As I write this I see about ten markers that should have tipped me off. I have to say it looked very Micro-softy. That’s probably all I have to say in my defense except that in the spirit of the current political climate of irresponsibility, it’s the fault of the Cheeto in the White House.

I left my computer wide open and running and went over to talk to Gwen, my neighbor who knows something about just about everything. By the time I finished, she was curled up in fetal position in a corner of the sofa in her plaid room. She came out of her swoon, walked me back to my house and turned off the computer. Fifteen minutes later my phone rang. A number in Virginia. “Joel.” I put the phone on speaker.

“You turned off your computer.”

“Yes, you’re not legitimate.”

“But you turned off your computer.”

“You’re a scam.”

“Did you notice that I gave you a Virginia address and I am calling you from Virginia?”

Gwen and I looked at each other and burst out laughing at the same time. I don’t think Joel was amused. I wished I had thought to tell him that Virginia was in Tampa.

“You turned off your computer. There’s a problem.”

I hung up.

The next day I took my computer to my guys at Seattle Laptop and let them open it. When I told them I felt like idiot, they said this happens all the time.

Dan, the reigning angel at Seattle Laptop, told me that his wife once got a call from someone who told her that her computer was infected. She handed the phone to Dan who responded with vexation.

“Oh no. You’re probably right, tho. I haven’t been paying enough attention. I’ve been spending all my time at your house doing your wife!”

Another story involved a response to a scammer who called with an alert about Microsoft Windows.
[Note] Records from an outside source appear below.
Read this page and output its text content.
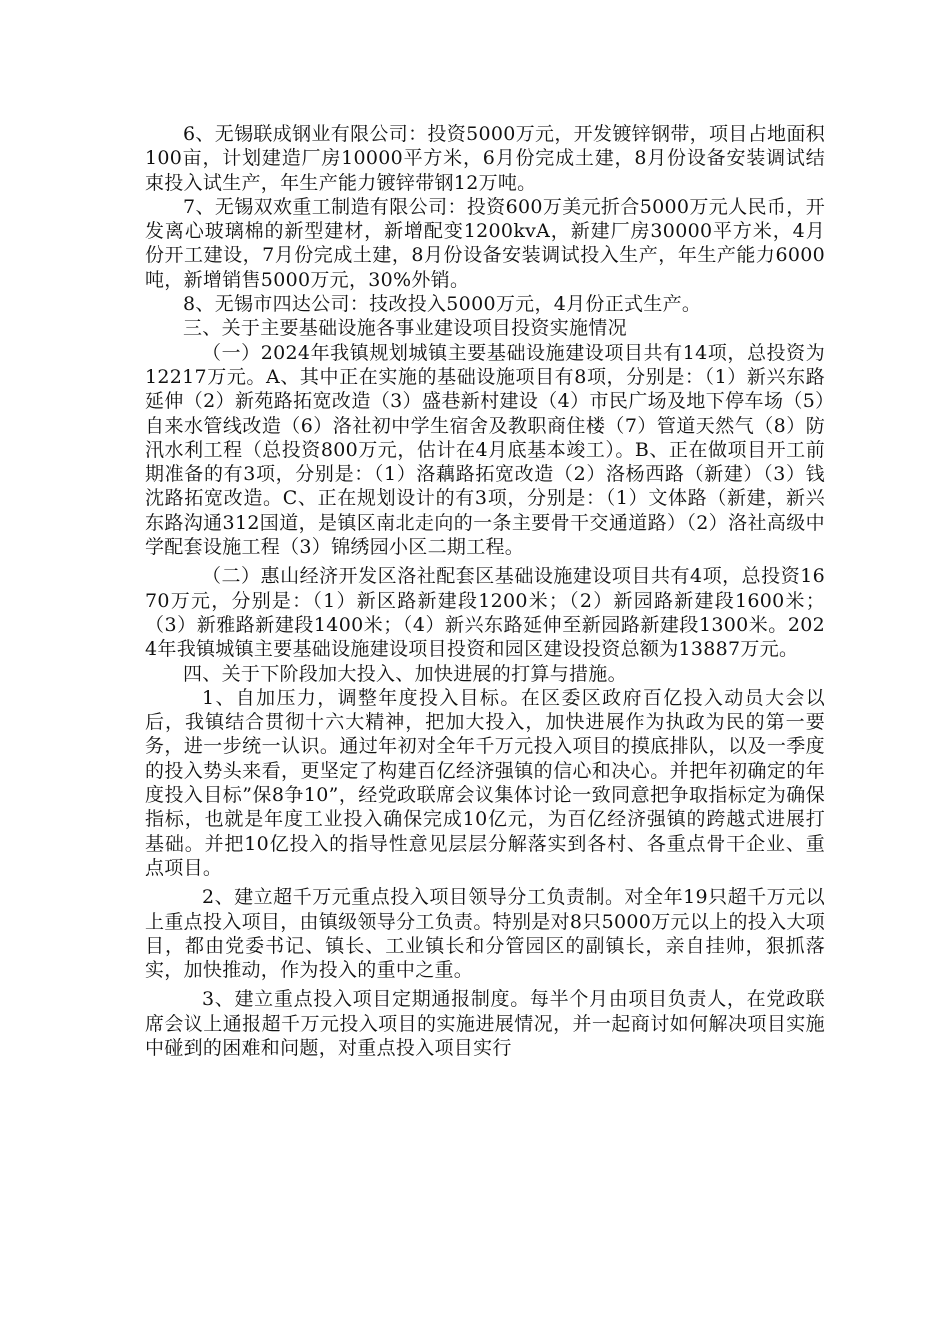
6、无锡联成钢业有限公司：投资5000万元，开发镀锌钢带，项目占地面积100亩，计划建造厂房10000平方米，6月份完成土建，8月份设备安装调试结束投入试生产，年生产能力镀锌带钢12万吨。

7、无锡双欢重工制造有限公司：投资600万美元折合5000万元人民币，开发离心玻璃棉的新型建材，新增配变1200kvA，新建厂房30000平方米，4月份开工建设，7月份完成土建，8月份设备安装调试投入生产，年生产能力6000吨，新增销售5000万元，30%外销。

8、无锡市四达公司：技改投入5000万元，4月份正式生产。

三、关于主要基础设施各事业建设项目投资实施情况

（一）2024年我镇规划城镇主要基础设施建设项目共有14项，总投资为12217万元。A、其中正在实施的基础设施项目有8项，分别是：（1）新兴东路延伸（2）新苑路拓宽改造（3）盛巷新村建设（4）市民广场及地下停车场（5）自来水管线改造（6）洛社初中学生宿舍及教职商住楼（7）管道天然气（8）防汛水利工程（总投资800万元，估计在4月底基本竣工）。B、正在做项目开工前期准备的有3项，分别是：（1）洛藕路拓宽改造（2）洛杨西路（新建）（3）钱沈路拓宽改造。C、正在规划设计的有3项，分别是：（1）文体路（新建，新兴东路沟通312国道，是镇区南北走向的一条主要骨干交通道路）（2）洛社高级中学配套设施工程（3）锦绣园小区二期工程。

（二）惠山经济开发区洛社配套区基础设施建设项目共有4项，总投资1670万元，分别是：（1）新区路新建段1200米；（2）新园路新建段1600米；（3）新雅路新建段1400米；（4）新兴东路延伸至新园路新建段1300米。2024年我镇城镇主要基础设施建设项目投资和园区建设投资总额为13887万元。

四、关于下阶段加大投入、加快进展的打算与措施。

1、自加压力，调整年度投入目标。在区委区政府百亿投入动员大会以后，我镇结合贯彻十六大精神，把加大投入，加快进展作为执政为民的第一要务，进一步统一认识。通过年初对全年千万元投入项目的摸底排队，以及一季度的投入势头来看，更坚定了构建百亿经济强镇的信心和决心。并把年初确定的年度投入目标”保8争10”，经党政联席会议集体讨论一致同意把争取指标定为确保指标，也就是年度工业投入确保完成10亿元，为百亿经济强镇的跨越式进展打基础。并把10亿投入的指导性意见层层分解落实到各村、各重点骨干企业、重点项目。

2、建立超千万元重点投入项目领导分工负责制。对全年19只超千万元以上重点投入项目，由镇级领导分工负责。特别是对8只5000万元以上的投入大项目，都由党委书记、镇长、工业镇长和分管园区的副镇长，亲自挂帅，狠抓落实，加快推动，作为投入的重中之重。

3、建立重点投入项目定期通报制度。每半个月由项目负责人，在党政联席会议上通报超千万元投入项目的实施进展情况，并一起商讨如何解决项目实施中碰到的困难和问题，对重点投入项目实行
“Your windows have a virus.” (Or some such garbled syntax)

“I don’t think so. I just got new windows. You’re too late”

Long pause. “This is about Windows.” (That’s always the way. When stumped, consult the checklist and start over.)

“Maybe you’d be willing to come out and clean my new windows.”

“Your computer! Your computer Windows!”

It would be a kind of fun party game to take turns being the frustrated scammer and the obtuse customer.

The end of the story is that I got my computer all scrubbed and re-set to factory conditions and that was a month ago and I am still unpacking and putting things away. And if you are ever such an idiot as I was, Seattle Laptop is the place to go.